Mister Long, Don't Be Arrogant

Bab 43 Aku Sedang Mengejarmu, Apa Kamu Tidak Melihatnya

Bab 43 Aku Sedang Mengejarmu, Apa Kamu Tidak Melihatnya

Tang Jinyan menghancurkan bongkahan es dan membungkusnya dengan handuk kecil, menempelkan di wajahnya sebentar untuk memastikan tidak ada bagian tajam yang akan melukai kulit baru kembali ke ruang tamu.

Di dalam ruang tamu, tidak terlihat Chu Luohan, pintu kamar mandi terbuka, dia berjalan kesana dan melihat Chu Luohan yang menundukkan kepalanya, pundaknya bergetar hebat, berusaha kuat menahan suaranya, seperti gadis kecil yang di bully tetapi tidak berani mengatakan rasa sakit dan penghinaan yang diterimanya.

Chu Luohan di depannya ini, menusuk hatinya.

Dia tidaklah kuat sampai bisa melakukan apapun, dia juga bukan tidak perlu dirawat, tapi dia menyembunyikan semua kelemahannya, menggunakan cangkang yang keras untuk menutupi hatinya yang lemah.

“Jika kamu ingin menangis,menangislah, itu akan membuatmu lebih baik, disini, kamu bisa melakukan apapun yang kamu inginkan, apapun itu.”

Tang Jinyan menepuk pundaknya pelan, memberitahu bahwa dia tidak perlu memikirkan apapun, anggap ini tempatnya sendiri, dia tidak seharusnya menahan beban psikologis ini.

Chu Luohan yang awalnya hanya melihat air mata yang jatuh ke wastafel sambil menahan suara tangisnya, mendengar perkataan Tang Jinyan, akhirnya dia tidak bisa menahan lagi dan mulai menangis kencang.

Tang Jinyan memapahnya keluar dari kamar mandi, mendudukkannya di sofa, memberikannya tisu, “Jika kamu tidak ingin mengatakannya, aku bisa tidak menanyakan apapun, tapi kamu jangan sampai mempersulit diri sendiri.”

Chu Luohan menahan wajahnya dan pundaknya bergetar semakin keras, air mata yang mengalir deras seolah-olah kolam air yang telah terkumpul selama bertahun-tahun akhirnya mencapai batasnya.

Di depan Tang Jinyan, Chu Luohan tampak seperti anak kecil, dia dapat melampiaskan emosinya sepenuhnya tanpa merasa segan atau malu.

Tang Jinyan menemani dalam diam, tangan besarnya dengan lembut mengelus punggungnya dan menepuk pelan, “Tidak apa, sudah berlalu, jangan takut.”
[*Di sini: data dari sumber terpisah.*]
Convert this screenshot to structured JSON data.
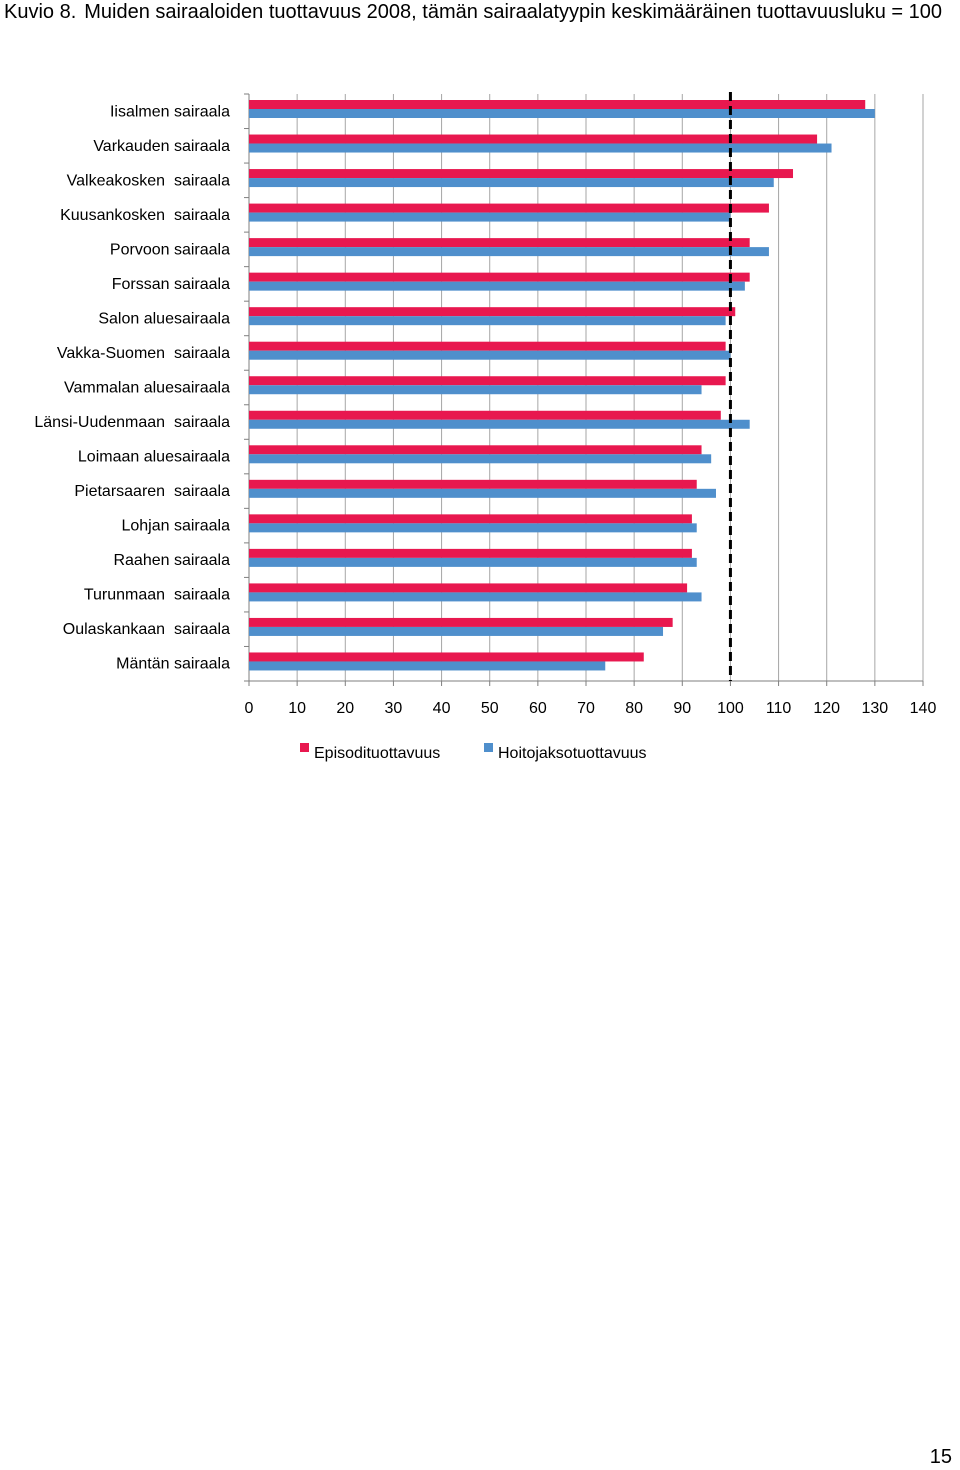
{
  "page": {
    "figure_label": "Kuvio 8.",
    "title_text": "Muiden sairaaloiden tuottavuus 2008, tämän sairaalatyypin keskimääräinen tuottavuusluku = 100",
    "page_number": "15"
  },
  "chart_data": {
    "type": "bar",
    "orientation": "horizontal",
    "categories": [
      "Iisalmen sairaala",
      "Varkauden sairaala",
      "Valkeakosken  sairaala",
      "Kuusankosken  sairaala",
      "Porvoon sairaala",
      "Forssan sairaala",
      "Salon aluesairaala",
      "Vakka-Suomen  sairaala",
      "Vammalan aluesairaala",
      "Länsi-Uudenmaan  sairaala",
      "Loimaan aluesairaala",
      "Pietarsaaren  sairaala",
      "Lohjan sairaala",
      "Raahen sairaala",
      "Turunmaan  sairaala",
      "Oulaskankaan  sairaala",
      "Mäntän sairaala"
    ],
    "series": [
      {
        "name": "Episodituottavuus",
        "color": "#e8184f",
        "values": [
          128,
          118,
          113,
          108,
          104,
          104,
          101,
          99,
          99,
          98,
          94,
          93,
          92,
          92,
          91,
          88,
          82
        ]
      },
      {
        "name": "Hoitojaksotuottavuus",
        "color": "#4f8fcc",
        "values": [
          130,
          121,
          109,
          100,
          108,
          103,
          99,
          100,
          94,
          104,
          96,
          97,
          93,
          93,
          94,
          86,
          74
        ]
      }
    ],
    "xlim": [
      0,
      140
    ],
    "xticks": [
      "0",
      "10",
      "20",
      "30",
      "40",
      "50",
      "60",
      "70",
      "80",
      "90",
      "100",
      "110",
      "120",
      "130",
      "140"
    ],
    "reference_line": {
      "value": 100,
      "style": "dashed",
      "color": "#000000"
    },
    "grid": true,
    "legend_position": "bottom"
  }
}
Hati dan martabat Chu Luohan yang telah hancur berkeping-keping, perlahan disembuhkan dengan suara tenang dan lembut Tang Jinyan, dia berkata dengan suara tangis, "Aku sangat lelah ... Aku merasa sangat lelah ..." 

Setiap perkataannya seperti jarum yang menusuk ke dalam hatinya.
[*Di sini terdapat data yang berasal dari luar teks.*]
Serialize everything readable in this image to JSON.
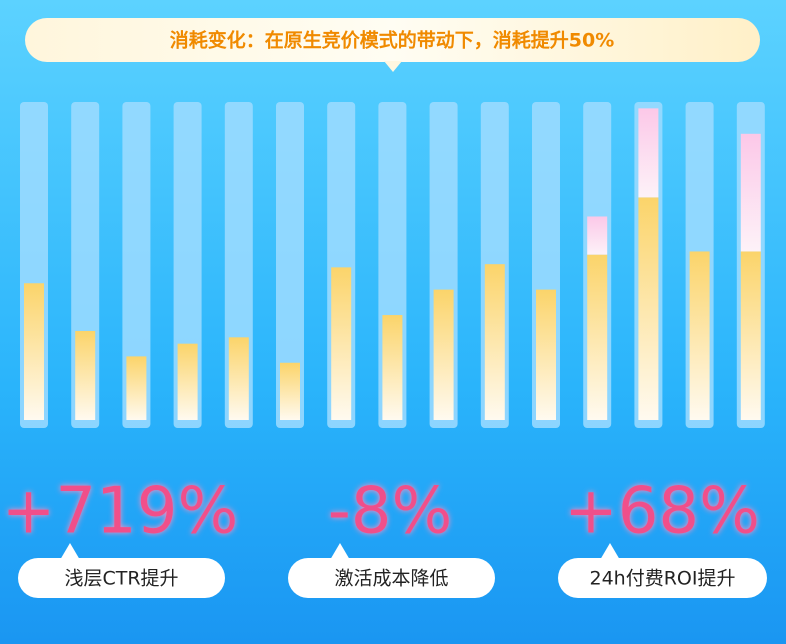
{
  "chart_data": {
    "type": "bar",
    "title": "消耗变化：在原生竞价模式的带动下，消耗提升50%",
    "categories": [
      null,
      null,
      null,
      null,
      null,
      null,
      null,
      null,
      null,
      null,
      null,
      null,
      null,
      null,
      null
    ],
    "series": [
      {
        "color": "#fbd46a",
        "values": [
          43,
          28,
          20,
          24,
          26,
          18,
          48,
          33,
          41,
          49,
          41,
          52,
          70,
          53,
          53
        ]
      },
      {
        "color": "#fcc8e8",
        "values": [
          0,
          0,
          0,
          0,
          0,
          0,
          0,
          0,
          0,
          0,
          0,
          12,
          28,
          0,
          37
        ]
      }
    ],
    "ylim": [
      0,
      100
    ],
    "stats": [
      {
        "value": "+719%",
        "label": "浅层CTR提升"
      },
      {
        "value": "-8%",
        "label": "激活成本降低"
      },
      {
        "value": "+68%",
        "label": "24h付费ROI提升"
      }
    ]
  }
}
Kehidupan apa yang Chu Luohan jalani? Apa saja yang sudah dialaminya, disakiti sedalam apa sampai membuatnya bisa menyembunyikannya sampai tahap ini?

“Kalau lelah, istirahatlah, biarkan hatimu beristirahat, jika kamu perlu, aku siap membantumu.”

Setelah menangis lama, dia menengadahkan kepalanya, wajahnya dipenuhi air mata,sejumput rambut menempel di wajahnya.

Dia menghapus air mata terakhirnya dengan tisu, sekarang bukan hanya pipinya yang bengkak, kedua mata juga membengkak, rongga mata merah membungkus bola mata yang cerah dalam, seperti kelinci yang terluka.

Dia mengendus dan mengelap air matanya dengan tisu lalu membuangnya ke tong sampah, yang ternyata sudah penuh, “Maaf… aku membuatmu terkejut ya?”

Sudah sangat lama dia tidak menangis seperti ini, dia bahkan sudah lupa rasanya menangis melepaskan emosi, dia juga hampir tidak bisa menangis lagi, tanpa terduga, Chu Luohan yang selalu terlihat kuat di mata orang-orang, di depan Tang Jinyan yang sama sekali tidak dekat, menangis dengan puas.

“Tidak, kamu bisa menangis disini, aku sangat ….senang, setidaknya ini membuktikan, kalau dalam hatimu tidaklah menolakku, kamu bersedia menunjukkan kerapuhanmu di depanku.”

Bersedia untuk menunjukkan sisi yang rentan adalah kepercayaan sejati.